Section B: Answer ALL the Questions (5 marks each)

1. Briefly describe the steps involved in the conversion of the simple Michaelis-Menten kinetics
equation to Eadie-Hofstee equation.
2. Draw a well-labeled reaction scheme to explain non-competitive inhibition.
3. By the aid of a reaction scheme, explain the effects of pH on enzyme activity.
4. Explain the detoxification of nitric oxide (NO) in blood and muscle
5. Identify the various types of enzyme regulation mechanisms
6. Explain mathematically two situations which convert the symmetry/Monod-Wyman-Changeux
(MWC) model equation to that of a rectangular hyperbola.
7. Explain the use of asparaginase in managing some cancers.

Section C: Answer TWO Questions (10 marks each)

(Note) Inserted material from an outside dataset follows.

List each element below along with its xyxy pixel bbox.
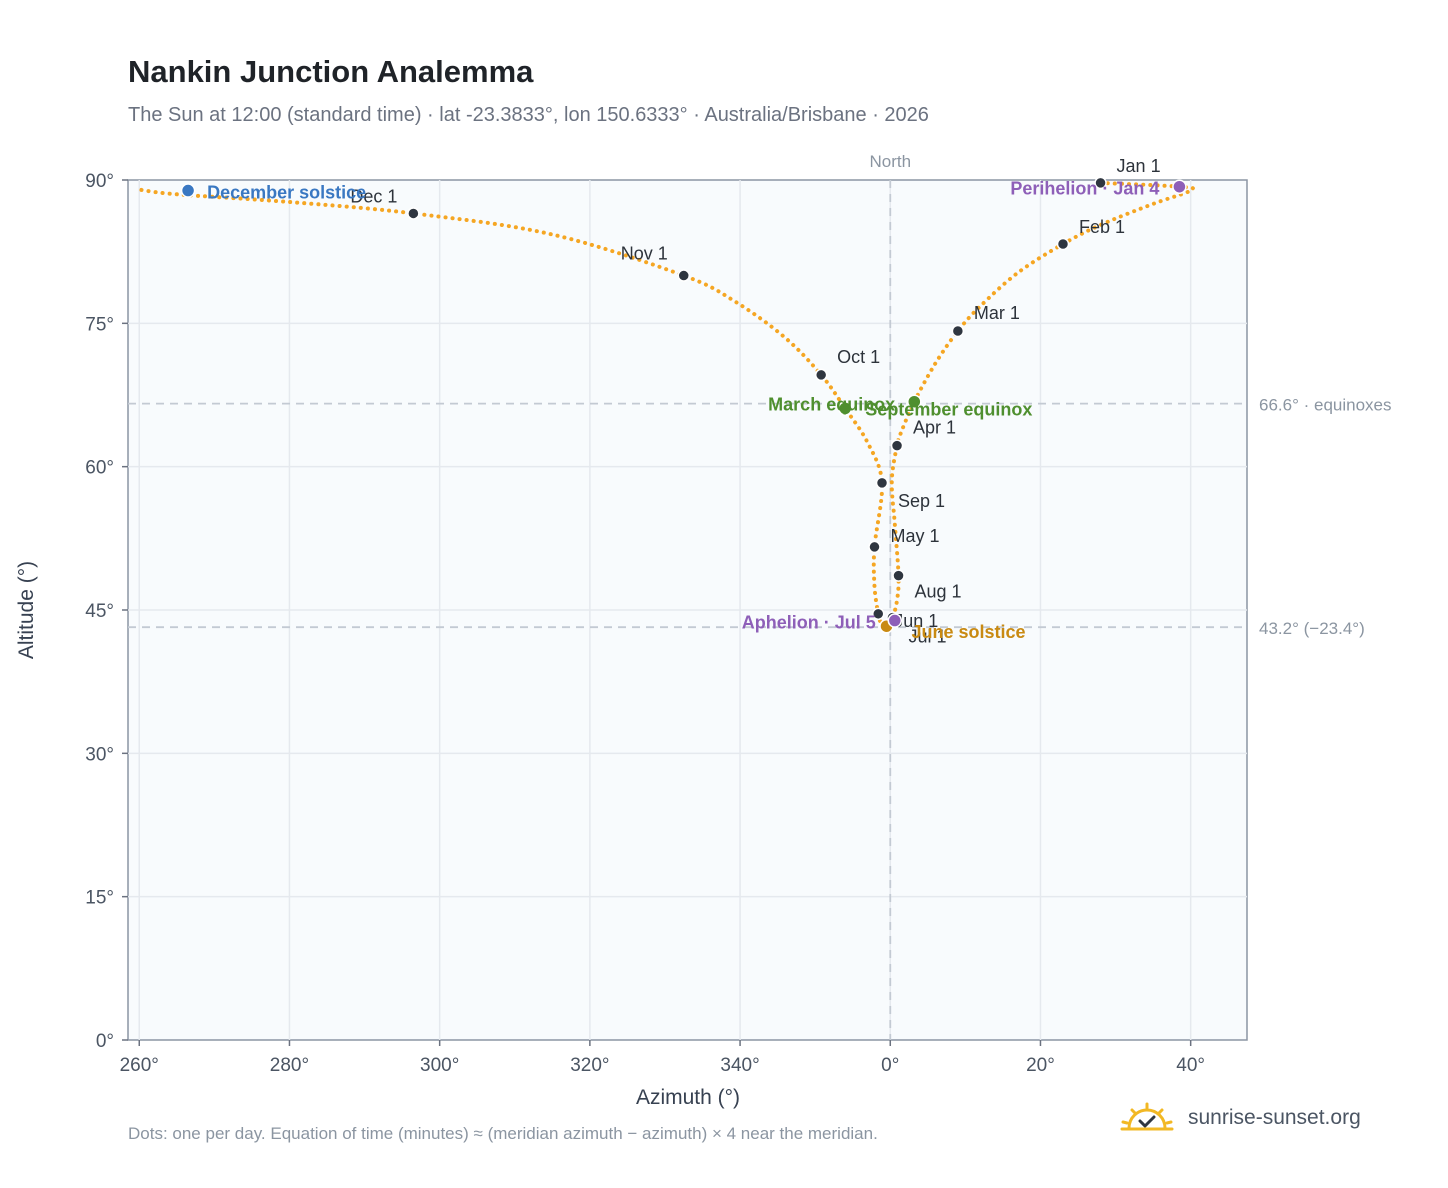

1. Describe briefly one mathematical model that explains cooperative binding of ligands to
proteins with multiple binding sites.
2. (a) Describe the use of an enzyme as a meat tenderizing agent
(b) Draw a reaction scheme to represent the conversion of pyruvate to lactate by lactate
dehydrogenase.
3. Describe the use of dehydrogenases in metabolite assays.
4. Write briefly on the Ping-Pong reaction mechanism.